Re: forbiddenCharacters data category - related to [ACTIOn-189]

> I would propose to avoid the regex completely then, since it seems that then the proposal from Jirka at 
> http://lists.w3.org/Archives/Public/public-multilingualweb-lt/2012Aug/0280.html
> wouldn't be a solution too.
> 
> We had concerns about the regex before, and Michael said this data category would fulfil his needs without the regex. So let's go forward with that. Otherwise we will create regex that don't work with the content we want them to work on

I'm concerned however, that we might end up with a solution then that might solve Michael’s need but which will be ignored by most of industry.

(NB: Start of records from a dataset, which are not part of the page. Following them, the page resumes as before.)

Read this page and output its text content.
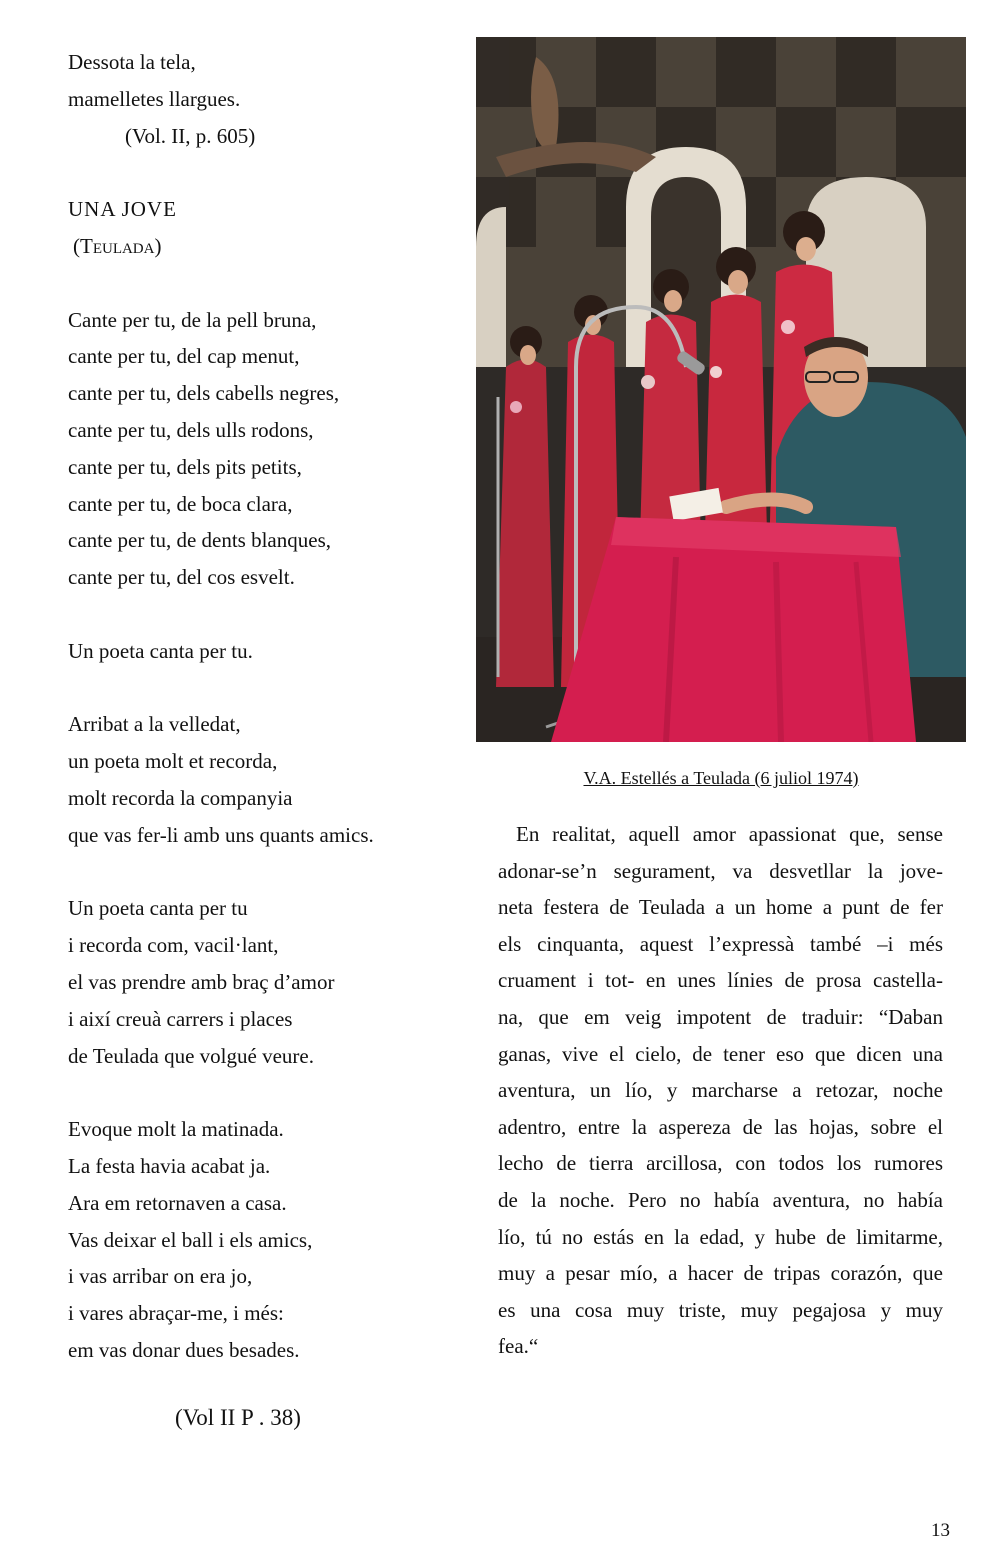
Dessota la tela,
mamelletes llargues.
(Vol. II, p. 605)
UNA JOVE
(Teulada)
Cante per tu, de la pell bruna,
cante per tu, del cap menut,
cante per tu, dels cabells negres,
cante per tu, dels ulls rodons,
cante per tu, dels pits petits,
cante per tu, de boca clara,
cante per tu, de dents blanques,
cante per tu, del cos esvelt.
Un poeta canta per tu.
Arribat a la velledat,
un poeta molt et recorda,
molt recorda la companyia
que vas fer-li amb uns quants amics.
Un poeta canta per tu
i recorda com, vacil·lant,
el vas prendre amb braç d’amor
i així creuà carrers i places
de Teulada que volgué veure.
Evoque molt la matinada.
La festa havia acabat ja.
Ara em retornaven a casa.
Vas deixar el ball i els amics,
i vas arribar on era jo,
i vares abraçar-me, i més:
em vas donar dues besades.
(Vol II P . 38)
V.A. Estellés a Teulada (6 juliol 1974)
En realitat, aquell amor apassionat que, sense
adonar-se’n segurament, va desvetllar la jove-
neta festera de Teulada a un home a punt de fer
els cinquanta, aquest l’expressà també –i més
cruament i tot- en unes línies de prosa castella-
na, que em veig impotent de traduir: “Daban
ganas, vive el cielo, de tener eso que dicen una
aventura, un lío, y marcharse a retozar, noche
adentro, entre la aspereza de las hojas, sobre el
lecho de tierra arcillosa, con todos los rumores
de la noche. Pero no había aventura, no había
lío, tú no estás en la edad, y hube de limitarme,
muy a pesar mío, a hacer de tripas corazón, que
es una cosa muy triste, muy pegajosa y muy
fea.“
13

If *I* were implementing this, I would see this category and think "ah, a standard way to restrict characters to specified range. Great!" But if the way to, for example, limit the translation to use only katakana is that I have to dump the entire Unicode repertoire, minus the katakana range, into this attribute, there would be *no way* I would touch it.

I know I'm not the implementer here, but my gut feeling is that localization tool developers would look at any mechanism that doesn't use some form of regex and decide to ignore it. There are a lot of tools out there that use regex-based pattern matching for content validation. These would be ideal implementers for what we do. But if we use strict enumeration, they will not touch what is done there and I'm afraid we end up creating an irrelevant portion of the standard. (That said, I realize we do not have implementation commitments for anything more complex, so I'm arguing for something in advance of the commitments, which is problematic in its own right.)